If I had to guess, I'd say you knew about as much about programming as the average high school geek, and absolutely nothing about software development processes. Might have had a course, maybe self taught. You know two, maybe three languages, but only one well enough to be called fluent. You've never touched any of the more difficult aspects of programming like thread safety, networking or working with bit streams (not setting bit flags, that *** is child's play).

Your small amount of experience put you a head and shoulders above most everyone you know, so you start to think you're hot ***. You post on computer forums showing off your knowledge, with a healthy dose of sarcasm and self importance to really hammer home that you know your stuff. Problem is, you said something really stupid and an actual software development professional read it.

I've probably forgotten more programming languages than you know. I write more lines of code in the average workday than you've written in your life. I bust out dynamic programming solutions with concurrency controls like they're nothing, while you go look up what dynamic programming even is. I've written assemblers, virtual machines, low level network traffic analyzers, HTTP servers, encryption algorithms and more.
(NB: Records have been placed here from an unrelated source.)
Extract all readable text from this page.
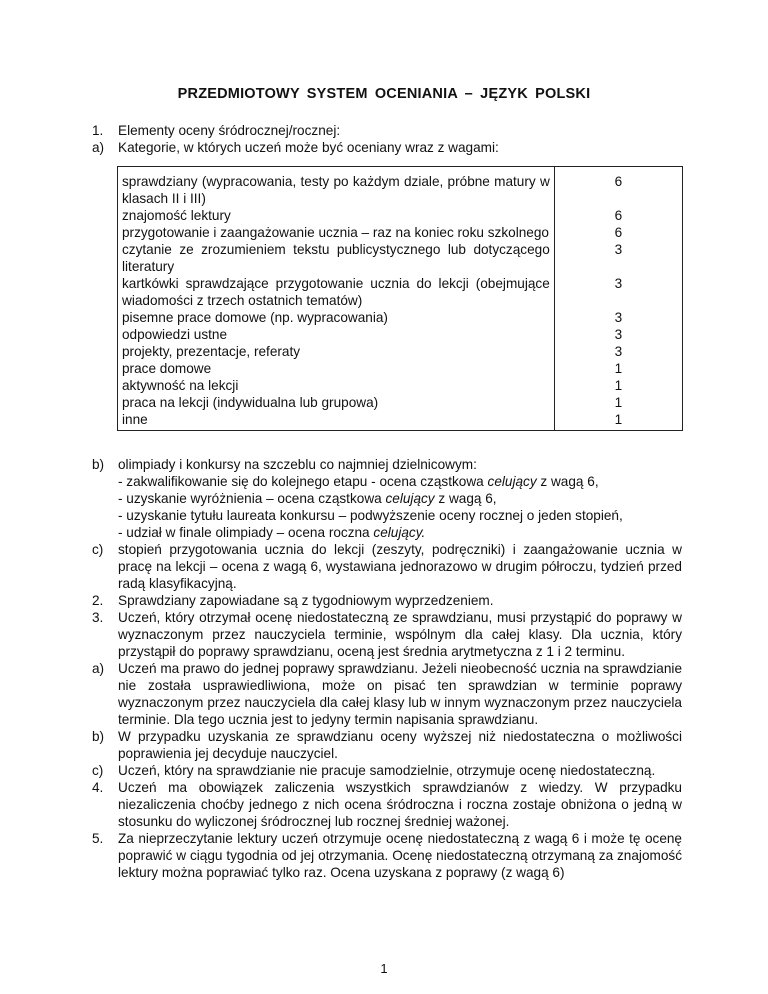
PRZEDMIOTOWY SYSTEM OCENIANIA – JĘZYK POLSKI
1. Elementy oceny śródrocznej/rocznej:
a) Kategorie, w których uczeń może być oceniany wraz z wagami:
sprawdziany (wypracowania, testy po każdym dziale, próbne matury w klasach II i III)	6
znajomość lektury	6
przygotowanie i zaangażowanie ucznia – raz na koniec roku szkolnego	6
czytanie ze zrozumieniem tekstu publicystycznego lub dotyczącego literatury	3
kartkówki sprawdzające przygotowanie ucznia do lekcji (obejmujące wiadomości z trzech ostatnich tematów)	3
pisemne prace domowe (np. wypracowania)	3
odpowiedzi ustne	3
projekty, prezentacje, referaty	3
prace domowe	1
aktywność na lekcji	1
praca na lekcji (indywidualna lub grupowa)	1
inne	1
b) olimpiady i konkursy na szczeblu co najmniej dzielnicowym:
- zakwalifikowanie się do kolejnego etapu - ocena cząstkowa celujący z wagą 6,
- uzyskanie wyróżnienia – ocena cząstkowa celujący z wagą 6,
- uzyskanie tytułu laureata konkursu – podwyższenie oceny rocznej o jeden stopień,
- udział w finale olimpiady – ocena roczna celujący.
c) stopień przygotowania ucznia do lekcji (zeszyty, podręczniki) i zaangażowanie ucznia w pracę na lekcji – ocena z wagą 6, wystawiana jednorazowo w drugim półroczu, tydzień przed radą klasyfikacyjną.
2. Sprawdziany zapowiadane są z tygodniowym wyprzedzeniem.
3. Uczeń, który otrzymał ocenę niedostateczną ze sprawdzianu, musi przystąpić do poprawy w wyznaczonym przez nauczyciela terminie, wspólnym dla całej klasy. Dla ucznia, który przystąpił do poprawy sprawdzianu, oceną jest średnia arytmetyczna z 1 i 2 terminu.
a) Uczeń ma prawo do jednej poprawy sprawdzianu. Jeżeli nieobecność ucznia na sprawdzianie nie została usprawiedliwiona, może on pisać ten sprawdzian w terminie poprawy wyznaczonym przez nauczyciela dla całej klasy lub w innym wyznaczonym przez nauczyciela terminie. Dla tego ucznia jest to jedyny termin napisania sprawdzianu.
b) W przypadku uzyskania ze sprawdzianu oceny wyższej niż niedostateczna o możliwości poprawienia jej decyduje nauczyciel.
c) Uczeń, który na sprawdzianie nie pracuje samodzielnie, otrzymuje ocenę niedostateczną.
4. Uczeń ma obowiązek zaliczenia wszystkich sprawdzianów z wiedzy. W przypadku niezaliczenia choćby jednego z nich ocena śródroczna i roczna zostaje obniżona o jedną w stosunku do wyliczonej śródrocznej lub rocznej średniej ważonej.
5. Za nieprzeczytanie lektury uczeń otrzymuje ocenę niedostateczną z wagą 6 i może tę ocenę poprawić w ciągu tygodnia od jej otrzymania. Ocenę niedostateczną otrzymaną za znajomość lektury można poprawiać tylko raz. Ocena uzyskana z poprawy (z wagą 6)
1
There is real knowledge behind what I'm saying, not to mention more than a decade of experience and a degree. Repeating your idiotic points over and over again might work on people who don't know what they're talking about, but I do. I eat, drink and breath Windows development. It is my job to keep up with what's happening, and use those new technologies once they become available.

Do you really think you know more than me? Have great insights that my puny mind just can't comprehend?

Or are you just wrong?
 
[citation][nom]alikum[/nom]I don't know what you've been smoking but Windows 8 ALLOWS native access. Don't confuse it with Windows Phone, please. Get your facts right before posting.[/citation]
Having his facts straight would mean not arguing this anyway. Fat chance he'll bring reality into the mix at this point, he's invested too heavily in arguments he doesn't really understand.
 
[citation][nom]math1337[/nom]Mozilla won't make Firefox for WinFo7 because of the extreme limitations set by the store. You think they'll make it for metro?[/citation]
I just had to come back and add one last nail to the coffin of your intensely stupid ravings about Win8 and Metro. Mozilla just announced that they're planning a Metro release of Firefox later this year.

So to recap, you're a moron and everything you said was wrong.